過去帳 葬儀した往生人の人数(子どもの人数)
大正3年 35(15)
大正4年 47(15)
大正5年 41(17)
大正6年 46(15)
大正7年 67(21)
大正8年 45(8)
大正9年 43(13)
大正10年 42(21)
大正11年 45(15)
大正12年 42(16)
大正13年 47(20)
大正14年 62(20)
今から102年前の大正7年(1918)にスペイン風邪が流行したと知り妙華寺の過去帳を調べてみました。今回の新型コロナウィルスのように世界中に感染が拡大するには今回より時間がかかったと思います。日本でどれくらい感染者がいたのかも調べていませんので確かなことは分かりませんが、お寺の過去帳の大正7年の往生人は前後の年より特出しています。大正7年の過去帳の部分に記された備忘録には、「前年(大正6年)の9月中は、日本は全国的に暴風大雨で、東京や大阪など多くで浸水被害などあり秋の作物が実らず食糧不足であったとか、冬はとても寒い」とありました(スペイン風邪についての記載は、大正7年以降もお寺の過去帳にはありません)。往生人が多いことは事実ですが、スペイン風邪が原因か、前年の食糧不足などが主たる原因かどうなんでしょう。

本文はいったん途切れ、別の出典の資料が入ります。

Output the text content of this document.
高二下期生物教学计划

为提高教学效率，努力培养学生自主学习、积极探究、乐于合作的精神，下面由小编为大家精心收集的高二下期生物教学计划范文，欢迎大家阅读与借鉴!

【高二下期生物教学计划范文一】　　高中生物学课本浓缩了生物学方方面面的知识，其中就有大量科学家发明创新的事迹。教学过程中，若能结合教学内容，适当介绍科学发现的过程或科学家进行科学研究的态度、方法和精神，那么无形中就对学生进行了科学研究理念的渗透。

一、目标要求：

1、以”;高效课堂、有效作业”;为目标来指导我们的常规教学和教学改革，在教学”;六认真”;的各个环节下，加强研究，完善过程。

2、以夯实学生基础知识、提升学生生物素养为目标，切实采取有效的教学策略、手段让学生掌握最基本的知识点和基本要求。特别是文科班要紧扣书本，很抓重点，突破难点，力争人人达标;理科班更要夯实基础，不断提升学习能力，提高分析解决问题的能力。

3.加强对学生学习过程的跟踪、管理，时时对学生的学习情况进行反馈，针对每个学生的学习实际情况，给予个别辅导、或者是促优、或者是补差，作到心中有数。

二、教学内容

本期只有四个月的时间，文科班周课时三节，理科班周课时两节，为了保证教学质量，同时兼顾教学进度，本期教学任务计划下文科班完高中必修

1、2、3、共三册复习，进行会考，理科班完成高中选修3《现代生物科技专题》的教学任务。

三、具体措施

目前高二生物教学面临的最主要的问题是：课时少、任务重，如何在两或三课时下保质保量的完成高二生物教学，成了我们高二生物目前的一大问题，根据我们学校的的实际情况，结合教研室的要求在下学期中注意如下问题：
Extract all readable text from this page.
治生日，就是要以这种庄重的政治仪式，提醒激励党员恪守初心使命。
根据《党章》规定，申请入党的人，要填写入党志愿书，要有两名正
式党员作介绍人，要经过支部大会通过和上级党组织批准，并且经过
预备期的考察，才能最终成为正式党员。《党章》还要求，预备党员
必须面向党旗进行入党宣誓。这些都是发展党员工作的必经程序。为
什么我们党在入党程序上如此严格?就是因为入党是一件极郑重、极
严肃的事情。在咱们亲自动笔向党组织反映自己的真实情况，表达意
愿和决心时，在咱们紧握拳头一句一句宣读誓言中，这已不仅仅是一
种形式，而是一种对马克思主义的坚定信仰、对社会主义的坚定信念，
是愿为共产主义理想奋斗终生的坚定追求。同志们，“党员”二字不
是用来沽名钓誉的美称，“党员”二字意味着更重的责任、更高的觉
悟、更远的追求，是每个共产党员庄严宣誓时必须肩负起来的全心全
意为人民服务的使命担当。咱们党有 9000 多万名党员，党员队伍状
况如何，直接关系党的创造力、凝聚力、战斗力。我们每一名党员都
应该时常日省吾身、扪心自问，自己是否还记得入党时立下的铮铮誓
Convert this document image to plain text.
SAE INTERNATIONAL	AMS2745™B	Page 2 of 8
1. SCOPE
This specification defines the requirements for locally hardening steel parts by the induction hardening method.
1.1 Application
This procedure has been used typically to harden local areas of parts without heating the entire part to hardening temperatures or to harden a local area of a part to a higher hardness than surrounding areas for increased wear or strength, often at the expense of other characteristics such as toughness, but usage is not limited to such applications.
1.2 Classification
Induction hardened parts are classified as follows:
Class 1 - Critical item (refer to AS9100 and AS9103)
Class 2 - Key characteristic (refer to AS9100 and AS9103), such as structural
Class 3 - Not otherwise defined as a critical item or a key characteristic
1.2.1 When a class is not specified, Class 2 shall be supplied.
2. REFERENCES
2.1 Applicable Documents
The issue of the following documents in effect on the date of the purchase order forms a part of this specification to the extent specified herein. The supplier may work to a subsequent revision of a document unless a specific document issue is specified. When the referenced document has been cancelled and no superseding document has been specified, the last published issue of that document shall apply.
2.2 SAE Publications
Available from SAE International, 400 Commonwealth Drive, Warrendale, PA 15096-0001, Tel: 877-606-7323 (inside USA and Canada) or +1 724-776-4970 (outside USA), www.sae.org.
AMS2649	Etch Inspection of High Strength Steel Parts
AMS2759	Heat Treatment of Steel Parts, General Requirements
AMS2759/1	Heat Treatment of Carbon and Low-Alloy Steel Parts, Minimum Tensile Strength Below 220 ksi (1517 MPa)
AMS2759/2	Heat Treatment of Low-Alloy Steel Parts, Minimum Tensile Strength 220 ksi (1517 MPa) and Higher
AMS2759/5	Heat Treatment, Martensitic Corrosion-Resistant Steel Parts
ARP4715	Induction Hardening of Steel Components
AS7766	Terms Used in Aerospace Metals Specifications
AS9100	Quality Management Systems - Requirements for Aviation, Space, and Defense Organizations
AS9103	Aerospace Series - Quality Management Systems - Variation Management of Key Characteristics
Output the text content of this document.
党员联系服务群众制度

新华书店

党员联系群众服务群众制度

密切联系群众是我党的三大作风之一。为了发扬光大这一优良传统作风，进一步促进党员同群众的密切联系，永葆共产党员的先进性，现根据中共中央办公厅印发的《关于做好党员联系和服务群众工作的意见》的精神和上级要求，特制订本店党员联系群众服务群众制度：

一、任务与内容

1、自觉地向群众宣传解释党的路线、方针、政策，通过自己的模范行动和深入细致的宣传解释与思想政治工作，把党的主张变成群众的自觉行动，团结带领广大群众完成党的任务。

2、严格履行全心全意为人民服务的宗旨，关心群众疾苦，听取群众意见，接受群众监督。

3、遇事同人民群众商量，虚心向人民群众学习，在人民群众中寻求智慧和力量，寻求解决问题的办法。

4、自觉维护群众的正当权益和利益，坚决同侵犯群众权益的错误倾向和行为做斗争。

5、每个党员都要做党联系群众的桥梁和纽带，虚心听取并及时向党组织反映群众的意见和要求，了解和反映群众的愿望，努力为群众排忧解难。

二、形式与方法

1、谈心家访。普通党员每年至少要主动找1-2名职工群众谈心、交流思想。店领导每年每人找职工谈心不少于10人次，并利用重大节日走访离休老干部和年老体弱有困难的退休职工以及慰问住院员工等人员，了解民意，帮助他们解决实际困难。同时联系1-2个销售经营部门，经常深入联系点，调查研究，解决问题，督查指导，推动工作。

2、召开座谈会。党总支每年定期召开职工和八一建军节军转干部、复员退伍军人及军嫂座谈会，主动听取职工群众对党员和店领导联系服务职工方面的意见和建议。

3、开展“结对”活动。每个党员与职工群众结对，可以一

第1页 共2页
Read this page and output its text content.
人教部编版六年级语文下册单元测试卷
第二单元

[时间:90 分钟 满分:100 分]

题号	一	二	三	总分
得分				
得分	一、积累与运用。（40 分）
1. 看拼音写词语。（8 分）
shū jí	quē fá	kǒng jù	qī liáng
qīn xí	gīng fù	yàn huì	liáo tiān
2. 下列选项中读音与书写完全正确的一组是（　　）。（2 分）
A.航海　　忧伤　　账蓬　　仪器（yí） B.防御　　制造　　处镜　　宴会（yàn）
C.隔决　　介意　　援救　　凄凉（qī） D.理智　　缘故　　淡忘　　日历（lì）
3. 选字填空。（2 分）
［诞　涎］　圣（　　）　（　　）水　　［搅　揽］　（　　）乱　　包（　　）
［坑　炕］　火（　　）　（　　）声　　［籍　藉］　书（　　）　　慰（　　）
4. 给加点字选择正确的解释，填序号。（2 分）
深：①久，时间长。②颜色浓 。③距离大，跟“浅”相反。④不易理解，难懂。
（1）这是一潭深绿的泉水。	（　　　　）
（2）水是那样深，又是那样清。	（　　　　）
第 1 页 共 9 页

※大正6年12月には東京の国技館が全焼したとの記載もあります。

また、当時(大正年間)の往生人の数ですが、妙華寺は明治中期に檀信徒が246軒との資料(明治29年示寂の8代住職の頃)もあり、時代は下がりますが、大正時代の往生人の数は今の長寿時代での檀信徒の軒数の割合からすると多いようにも感じます。また当時は、火葬ではなく、ご遺体を棺に入れ埋葬する形でしたので今と同じお寺の墓地区域に埋葬されたと思いますが現在の整然とした区画に埋葬する方法では無かったと思います。(境内墓地は、昭和30年代から40年頃にかけて今の区画に整理しました)
また、昭和20年代までは、子どもの死亡が多いのは当時の医療水準によるものだと考えられます。